Between 25 and 30 independent political activists participated in the meeting, including Hassan Nafaa, a Cairo University political science professor and the General Coordinator of the National Assembly for Change (NAC) which El-Baradei founded last February. Nafaa indicated that the assembly would send a delegation to the Wafd Party headquarters on 26 July to discuss the potential boycott with its leaders.

Nafaa emphasised that the Brotherhood was ready to accept El-Baradei’s boycott call but had stipulated that it would do so only as part of a collective position. “

Saad El-Husseini, Brotherhood MP and a member of the group’s Guidance Bureau, told the Weekly that the “Brotherhood prefers entering elections and not to leave the political arena solely to the ruling party to continue imposing its hegemony on parliament and political life”.

El-Husseini denied press reports that the Muslim Brotherhood had already decided to field 200 candidates in the parliamentary elections. “We are still engaged in discussions with the opposition parties on whether to participate,” he said.

El-Husseini believes that the ruling National Democratic Party (NDP) is working hard to sow divisions “and prevent any kind of coordination between Brotherhood and opposition parties”.

“Opposition parties should know that the minute they give in to NDP pressure is the minute they lose the confidence of the people,” he said.

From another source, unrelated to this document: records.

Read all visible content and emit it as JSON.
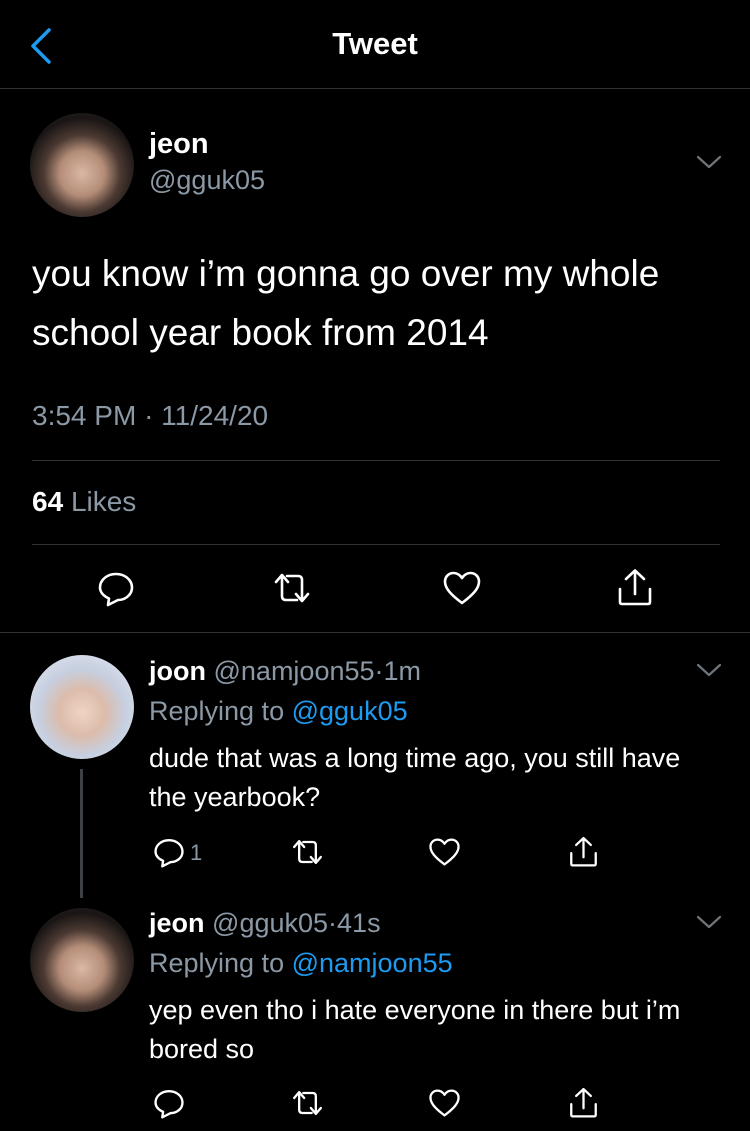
{
  "header": {
    "title": "Tweet",
    "back_icon": "chevron-left-icon",
    "accent_color": "#1d9bf0"
  },
  "main_tweet": {
    "name": "jeon",
    "handle": "@gguk05",
    "text": "you know i’m gonna go over my whole school year book from 2014",
    "time": "3:54 PM",
    "separator": "·",
    "date": "11/24/20",
    "likes_count": "64",
    "likes_label": "Likes"
  },
  "replies": [
    {
      "name": "joon",
      "handle": "@namjoon55",
      "separator": "·",
      "time": "1m",
      "replying_prefix": "Replying to",
      "replying_to": "@gguk05",
      "text": "dude that was a long time ago, you still have the yearbook?",
      "reply_count": "1"
    },
    {
      "name": "jeon",
      "handle": "@gguk05",
      "separator": "·",
      "time": "41s",
      "replying_prefix": "Replying to",
      "replying_to": "@namjoon55",
      "text": "yep even tho i hate everyone in there but i’m bored so"
    }
  ],
  "colors": {
    "background": "#000000",
    "text_primary": "#ffffff",
    "text_secondary": "#8b98a5",
    "divider": "#2f3336",
    "link": "#1d9bf0"
  }
}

While the Brotherhood was debating elections on 20 July Interior Minister Habib El-Adli was stepping up attacks against the group. In a Police Academy ceremony attended by President Hosni Mubarak on 20 July, El-Adli warned that “the main faction responsible for fomenting religious extremism is currently doing its best to undermine legitimacy and push the country into the darkness of sedition”.

“This faction exploits a climate of political dynamism and pluralism and wears the mantle of democracy to give an impression that it is working for consensus while in fact it seeks only to impose its own agenda on society and to sow the seeds of terrorism.”